Two jobs and a lot of discipline—that’s how Christina Tergevorkian, a junior accounting major at Westminster College, said she planned to put herself through college. She said she didn’t receive help from her parents to pay for school, so she applied for scholarships, loans and FAFSA grants. The remainder of her tuition was paid out of her own pocket.
A new study from The Equality of Opportunity Project, done with 38 colleges nationwide, found severe wealth distribution inequalities at colleges across the United States—some of which had more students from the top 1 percent of the economic scale enrolled in their schools than from the bottom 60 percent.
The top 1 percent is made up of individuals who make an annual income of $630,000 or more. The bottom 60 percent is made up individuals who make $65,000 or less per year.
As of 2013, Westminster College enrolled 10.3 percent of low- and middle-income students, according to a New York Times article on The Equality of Opportunity Project.
Tergevorkian said she knows students at Westminster whose parents pay their whole tuition, students who get help from parents for half their tuition and students who are in her same situation and pay their own way.
“I am a bit envious that [other students] are getting a little bit of help from parents and I have to work to pay it off,” Tergevorkian said. “At the same time, I don’t see them as not working as hard as I am because school’s hard no matter how expensive it is. I wouldn’t say there’s ever been a time where I struggled to keep up.”
Jamie-Crane Mauzy, a junior communication major at Westminster, said she doesn’t have to worry about paying her way for college.
“I have a scholarship to Westminster, and the rest is covered by a trust fund,” she siad.
Crane-Mauzy skied professionally before attending Westminster but now hits the slopes about three days a week—usually on the weekends.
She said she received a merit-based scholarship to Westminster, which helped her parents with the cost. To earn extra money, she makes public appearances for skiing in Park City.
“I think that my parents helping me out definitely allows me to ski more,” Crane-Mauzy said. “Financially, I would say I’m very lucky I don’t stress about money; money isn’t a factor.”
Crane-Mauzy attended two other colleges before coming to Westminster.
“The reason I decided to come here was because they promote the uniqueness in each person,” Crane-Mauzy said. “It’s not just about the finances; that doesn’t make or break you. What I love about Westminster is that there’s so many different people.”
According to the Equality of Opportunity Project, Westminster ranks 198th—under BYU and above the University of Utah—on the list for colleges that have more students from the top 1 percent than from the bottom 60 percent. At Westminster, 5 percent of the student body are from the top 1 percent and 25.3 percent are from the bottom 60 percent.
The study found that all colleges and universities in Utah had more students from the bottom 60 percent than from the top 1 percent as of 2013.
However, students at Westminster are in the 73rd average income percentile—among the highest in Utah and all selective private colleges.
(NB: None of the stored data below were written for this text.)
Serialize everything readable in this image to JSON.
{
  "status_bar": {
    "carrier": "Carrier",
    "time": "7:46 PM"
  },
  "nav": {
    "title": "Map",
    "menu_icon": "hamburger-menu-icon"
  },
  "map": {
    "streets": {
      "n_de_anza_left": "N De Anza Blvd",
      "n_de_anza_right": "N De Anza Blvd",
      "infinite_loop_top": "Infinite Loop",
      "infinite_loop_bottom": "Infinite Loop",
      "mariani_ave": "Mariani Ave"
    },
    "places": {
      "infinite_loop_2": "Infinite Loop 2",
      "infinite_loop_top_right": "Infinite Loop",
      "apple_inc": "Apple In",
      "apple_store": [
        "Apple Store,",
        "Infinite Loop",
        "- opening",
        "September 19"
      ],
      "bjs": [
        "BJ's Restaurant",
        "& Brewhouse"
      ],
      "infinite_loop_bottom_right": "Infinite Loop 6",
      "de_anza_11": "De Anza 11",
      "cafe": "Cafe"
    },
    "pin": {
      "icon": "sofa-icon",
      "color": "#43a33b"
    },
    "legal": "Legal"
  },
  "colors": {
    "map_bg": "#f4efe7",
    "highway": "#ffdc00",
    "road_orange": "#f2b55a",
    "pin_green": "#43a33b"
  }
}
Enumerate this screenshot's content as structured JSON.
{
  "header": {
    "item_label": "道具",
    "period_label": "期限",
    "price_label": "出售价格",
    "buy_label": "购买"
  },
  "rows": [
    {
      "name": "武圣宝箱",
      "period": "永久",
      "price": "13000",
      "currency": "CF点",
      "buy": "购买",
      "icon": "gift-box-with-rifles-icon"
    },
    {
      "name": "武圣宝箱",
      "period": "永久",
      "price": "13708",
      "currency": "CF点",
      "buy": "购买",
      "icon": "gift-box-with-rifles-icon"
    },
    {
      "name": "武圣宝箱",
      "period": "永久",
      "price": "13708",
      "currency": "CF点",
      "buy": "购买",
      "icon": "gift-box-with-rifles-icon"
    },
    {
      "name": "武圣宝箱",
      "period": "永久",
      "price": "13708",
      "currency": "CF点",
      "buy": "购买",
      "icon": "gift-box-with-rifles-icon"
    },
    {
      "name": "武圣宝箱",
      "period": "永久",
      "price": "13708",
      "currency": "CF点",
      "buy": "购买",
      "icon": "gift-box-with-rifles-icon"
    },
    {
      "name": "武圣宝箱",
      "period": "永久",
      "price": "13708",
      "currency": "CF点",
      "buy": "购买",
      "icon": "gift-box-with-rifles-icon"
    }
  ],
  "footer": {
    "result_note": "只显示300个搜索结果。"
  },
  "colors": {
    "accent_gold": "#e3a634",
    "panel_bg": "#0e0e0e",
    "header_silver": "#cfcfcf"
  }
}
At Westminster, 24 percent of students have a family income less than $40,000 and receive an income-based federal Pell Grant to help pay for college, according to the U.S. Department of Education’s college scorecard.
Additionally, 62 percent of students at Westminster receive federal loans.
“I think Westminster does a good job at providing as much financial aid as they can,” Tergevorkian said. “And not only that, I like that they encourage students to keep applying to a ton of scholarships because like I said, I wouldn’t be here without them.”
Darlene Dilley, Westminster’s director of admissions, said some students from lower-economic backgrounds may think Westminster is out of their reach.
“We do have students and families who do not consider Westminster because they think it’s too expensive,” Dilley said in an email. “Our goal is to heighten awareness and help them realize that we offer great financial aid packages and, for many students and families, it is affordable. This is a focus of our outreach and marketing efforts.”
Students who attend and graduate from Westminster College, regardless of their economic status coming into the college, find themselves among the highest of all selective private colleges who fare better later in life.
This increased mobility rate, meaning students are able to move up two or more income quintiles post- graduation, has placed Westminster in the top 15 percent of all selective private colleges nationwide, according to the New York Times’ college data set on Westminster.
“I think my status has definitely grown since I started going to college,” Tergevorkian said. ” Westminster has prepared me with all the resources, knowledge and skill set that I need to be successful in independent roles in the real world.”
She said Westminster has many resources for students to use in preparation for their transition from an academic setting to a business setting, including the Career Center and academic advisers.
“Westminster does put emphasis on caring about each individual student,” Tergevorkian said. “I feel prepared for my future and know my investment in a college education here will get me where I want to be.”